I meant overweight/unhealthy people losing weight would feel better. Totally agree that a heavier athlete wouldn't necessarily feel better with weight loss.
Weight is strongly correlated to risk of cancer, heart disease, etc. and BMI strongly correlates to body-fat percentage. If you are a gym-rat outlier then congrats but that doesn't make BMI useless.

https://www.hsph.harvard.edu/nutritionsource/healthy-weight/

I don't know but losing weight and feeling much more agile it just improves your life altogether, waking up is easier, moving around is easier, everything in general just feels "better" plus your mind feels more focused.
An athlete isn't going to lose 10% of their body weight through a dietary change - they're already eating pretty well.

I suppose they could lose 10% through caloric restriction, but that wasn't part of this study.

Dropping 10lbs reduces weight on joints by 40 lbs. This can contribute towards feeling better
Please explain how 10lbs translates to 40lbs?
Mechanical advantage and impact. Weight is not just a constant force in our joints, and it's not applied evenly. As an example, imagine holding forty pounds at arms length vs wearing it in a backpack or letting it dangle to the floor. The forces on the shoulders from all three are radically different.

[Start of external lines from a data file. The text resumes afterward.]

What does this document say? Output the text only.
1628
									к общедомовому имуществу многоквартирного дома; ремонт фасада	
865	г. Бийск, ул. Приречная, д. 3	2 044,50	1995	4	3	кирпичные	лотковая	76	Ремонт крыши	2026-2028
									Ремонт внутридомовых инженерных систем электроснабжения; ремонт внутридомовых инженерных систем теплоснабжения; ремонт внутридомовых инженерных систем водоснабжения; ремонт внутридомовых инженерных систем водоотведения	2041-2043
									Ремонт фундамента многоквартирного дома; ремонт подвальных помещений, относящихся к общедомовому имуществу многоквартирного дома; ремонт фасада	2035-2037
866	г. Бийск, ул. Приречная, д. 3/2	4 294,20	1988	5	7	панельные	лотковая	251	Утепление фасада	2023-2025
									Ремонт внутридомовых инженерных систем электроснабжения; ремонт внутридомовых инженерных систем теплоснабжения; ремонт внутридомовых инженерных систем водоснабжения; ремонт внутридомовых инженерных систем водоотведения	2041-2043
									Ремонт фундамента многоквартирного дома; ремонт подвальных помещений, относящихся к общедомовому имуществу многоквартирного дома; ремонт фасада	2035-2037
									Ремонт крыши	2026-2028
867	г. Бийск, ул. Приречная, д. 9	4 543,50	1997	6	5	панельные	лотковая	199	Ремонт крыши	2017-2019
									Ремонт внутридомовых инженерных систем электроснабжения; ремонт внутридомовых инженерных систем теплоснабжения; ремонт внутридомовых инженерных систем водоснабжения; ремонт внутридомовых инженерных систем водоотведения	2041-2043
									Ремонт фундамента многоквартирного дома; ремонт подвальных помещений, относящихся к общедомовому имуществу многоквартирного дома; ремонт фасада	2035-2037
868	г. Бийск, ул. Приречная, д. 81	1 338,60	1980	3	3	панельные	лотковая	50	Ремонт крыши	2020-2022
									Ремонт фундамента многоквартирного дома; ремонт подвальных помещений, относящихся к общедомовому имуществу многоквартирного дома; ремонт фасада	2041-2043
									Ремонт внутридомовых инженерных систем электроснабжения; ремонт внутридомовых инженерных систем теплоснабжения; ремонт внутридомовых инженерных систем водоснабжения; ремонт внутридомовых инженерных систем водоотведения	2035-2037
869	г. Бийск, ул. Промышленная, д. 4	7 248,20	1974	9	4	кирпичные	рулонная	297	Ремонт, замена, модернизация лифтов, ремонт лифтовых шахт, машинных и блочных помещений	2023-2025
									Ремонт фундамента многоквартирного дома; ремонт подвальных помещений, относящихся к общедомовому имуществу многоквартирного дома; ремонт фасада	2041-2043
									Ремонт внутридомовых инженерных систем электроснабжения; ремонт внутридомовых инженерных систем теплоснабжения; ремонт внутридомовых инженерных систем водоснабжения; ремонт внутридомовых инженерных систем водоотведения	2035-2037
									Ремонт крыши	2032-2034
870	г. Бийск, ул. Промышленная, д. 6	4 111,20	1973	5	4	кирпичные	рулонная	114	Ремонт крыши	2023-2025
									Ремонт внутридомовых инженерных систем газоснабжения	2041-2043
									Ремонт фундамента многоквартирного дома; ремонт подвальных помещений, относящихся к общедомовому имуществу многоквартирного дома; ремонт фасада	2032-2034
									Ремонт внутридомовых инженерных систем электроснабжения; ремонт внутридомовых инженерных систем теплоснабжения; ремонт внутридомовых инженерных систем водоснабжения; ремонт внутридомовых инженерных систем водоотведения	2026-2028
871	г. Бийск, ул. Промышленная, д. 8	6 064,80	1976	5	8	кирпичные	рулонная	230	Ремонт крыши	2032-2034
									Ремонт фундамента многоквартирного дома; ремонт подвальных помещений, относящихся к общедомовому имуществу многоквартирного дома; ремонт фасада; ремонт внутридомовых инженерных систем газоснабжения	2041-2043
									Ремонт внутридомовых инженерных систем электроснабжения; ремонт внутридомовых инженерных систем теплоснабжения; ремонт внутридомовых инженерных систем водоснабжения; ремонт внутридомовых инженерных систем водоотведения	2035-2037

Additionally, when you walk or run you don't place only and exactly the force of the weight of your body down. Each foot is loaded with an impact and the forces are distributed up the leg. What your knee experiences is a dynamic and spiky load.

. . . "A weight reduction of 9.8 N (1 kg) was associated with reductions of 40.6 N and 38.7 N in compressive and resultant forces, respectively." . . .

. . . "Our results indicate that each pound of weight lost will result in a 4-fold reduction in the load exerted on the knee per step during daily activities. Accumulated over thousands of steps per day, a reduction of this magnitude would appear to be clinically meaningful. " . . .

https://pubmed.ncbi.nlm.nih.gov/15986358/

I assumed it was a typo - 10%. Though the math still doesn't work out for the 40lb reduction of weight on joints.
It's one of the "true but over simplified".

Remember that pounds is a unit of force - not mass.

There's the set of "tech neck" images (example https://www.vital-balance.com/en/tech-neck/ though many more can be found) where it shows what the force on the neck is from the head. At 0°, it's 10-12 lbs of force down. If you've got your head tilted at 45° looking at a phone, the infographic says that its 49 lbs of force on the neck.